Government extended by 3 months, the timeline for its co-contribution facility under the Atal Pension Yojana (APY) in a move aimed at benefiting the unorganised sector.
A guaranteed pension scheme, APY provides monthly pension ranging from 1,000 to 5,000 rupees to the subscribers.
Scheme was announced to address the longevity risks among the workers in unorganised sector and to encourage the workers in unorganised sector to voluntarily save for their retirement.
Under the scheme the government co-contributes 50 per cent of the subscriber’s contribution for a period of 5 years, if the subscriber has joined before 31st December 2015.
The government has now extended its co-contribution plan for subscribers who join APY by 31st March 2016.
This measure is likely to benefit substantial number of people who have not been able to join APY.
The scheme will however continue for new subscriptions beyond March 2016, but without the benefit of 50% government co-contribution.
As per finance ministry’s data the number of subscribers under APY have increased to 1.8 crore till January 16, 2016.
Atal pension yojana:
Atal Pension Yojana is a government-backed pension scheme in India targeted at the unorganised sector.
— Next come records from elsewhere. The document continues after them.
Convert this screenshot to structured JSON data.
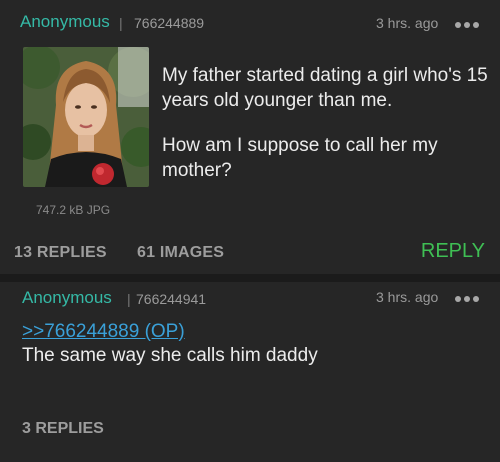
{
  "posts": [
    {
      "author": "Anonymous",
      "separator": "|",
      "id": "766244889",
      "time": "3 hrs. ago",
      "file_size": "747.2 kB JPG",
      "paragraphs": [
        "My father started dating a girl who's 15 years old younger than me.",
        "How am I suppose to call her my mother?"
      ],
      "replies": "13 REPLIES",
      "images": "61 IMAGES",
      "reply_label": "REPLY"
    },
    {
      "author": "Anonymous",
      "separator": "|",
      "id": "766244941",
      "time": "3 hrs. ago",
      "quote": ">>766244889 (OP)",
      "text": "The same way she calls him daddy",
      "replies": "3 REPLIES"
    }
  ],
  "colors": {
    "author": "#35b9a6",
    "reply": "#3fbf54",
    "quote_link": "#3aa0d8",
    "background": "#262626"
  },
  "icons": {
    "more": "three-dots-icon"
  }
}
Till the launch of this scheme only 11% of India’s population has any kind of pension scheme, this scheme aims to increase the number .
In Atal Pension Yojana, for every contribution made to the pension fund, The Central Government would also co-contribute 50% of the total contribution or ₹1,000 (US$15) per annum, whichever is lower, to each eligible subscriber account, for a period of 5 years , from Financial Year 2015-16 to 2019-20, who join the NPS between the period 1st June, 2015 and 31st March, 2016 and who are not members of any statutory social security scheme and who are not income tax payers.
The minimum age of joining APY is 18 years and maximum age is 40 years.
The age of exit and start of pension would be 60 years. Therefore, minimum period of contribution by the subscriber under APY would be 20 years or more.
Aadhaar would be the primary KYC document.
The subscribers are required to opt for a monthly pension from Rs. 1000 – Rs. 5000 and ensure payment of stipulated monthly contribution regularly.
The subscribers can opt to decrease or increase pension amount during the course of accumulation phase, as per the available monthly pension amounts.
This scheme will be linked to the bank accounts opened under thePradhan Mantri Jan Dhan Yojana scheme and the contributions will be deducted automatically.
Recently Modified provisions under APY:
Subscribers were provided with an option to make the contribution on a monthly, quarterly, half yearly basis instead of only monthly basis earlier.
The account was not be deactivated and closed till the account balance with self-contributions minus the government co-contributions become zero due to deduction of account maintenance charges and fees.
The penalty on delayed payment was also simplified to Rs 1 per month for contribution of Rs 100 for each delayed monthly payment instead of different slabs given earlier.